Sono milioni i profughi nel mondo e ancora troppe le emergenze umanitarie anche alle porte d’Italia. La guerra in Ucraina sta facendo dimenticare tutto il resto?
“Indubbiamente c’è una giusta concentrazione da parte dell’opinione pubblica italiana, e non solo, sulla guerra in Ucraina e per un suo eventuale allargamento. È il più grave conflitto sul suolo europeo dalla fine della seconda guerra mondiale e questo, forse, ci ha anche aperto gli occhi sul fatto che la guerra è un male, produce solo distruzione, morti e tanti profughi. Nel caso dell’Ucraina milioni di donne, bambini e anziani, che abbiamo visto attraversare con una piccola valigia la frontiera verso i paesi di prima accoglienza: ci siamo immedesimati, perché sono come noi. Ora però non dobbiamo voltarci dall’altra parte e ignorare i troppi naufragi nel Mediterraneo o le poche centinaia di persone intrappolate al confine tra Polonia e Bielorussia, anche loro bisognose di accoglienza”.
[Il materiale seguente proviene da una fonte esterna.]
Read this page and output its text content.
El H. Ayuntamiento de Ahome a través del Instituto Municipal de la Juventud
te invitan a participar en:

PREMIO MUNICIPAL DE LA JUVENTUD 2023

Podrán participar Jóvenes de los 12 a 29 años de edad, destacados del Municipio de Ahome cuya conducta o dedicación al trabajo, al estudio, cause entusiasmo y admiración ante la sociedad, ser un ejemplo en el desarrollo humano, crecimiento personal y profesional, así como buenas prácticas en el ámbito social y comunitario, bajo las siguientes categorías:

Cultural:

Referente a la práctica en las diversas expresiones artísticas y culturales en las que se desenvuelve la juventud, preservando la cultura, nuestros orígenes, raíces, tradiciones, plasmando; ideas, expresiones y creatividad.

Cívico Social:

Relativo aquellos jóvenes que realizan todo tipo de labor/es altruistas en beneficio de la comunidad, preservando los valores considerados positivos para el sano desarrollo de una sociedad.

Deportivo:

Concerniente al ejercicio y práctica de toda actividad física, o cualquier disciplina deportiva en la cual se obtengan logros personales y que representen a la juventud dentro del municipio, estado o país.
Che Pasqua sarà quest’anno?
“Speriamo sia una Pasqua di Pace! Soprattutto per i nostri fratelli ucraini, sia per chi è rimasto a Kiev, a Kharkiv e in altre città colpite dalla guerra, sia per chi si è rifugiato nell’Ovest del paese, a Leopoli o Ivanofrankivsk, sia per chi ha trovato accoglienza in Polonia. A loro, proprio alla vigilia della Settimana Santa, abbiamo fatto arrivare da Roma alcuni rami di ulivo, un segno di pace, perché tutti ci auguriamo che venga presto la pace”.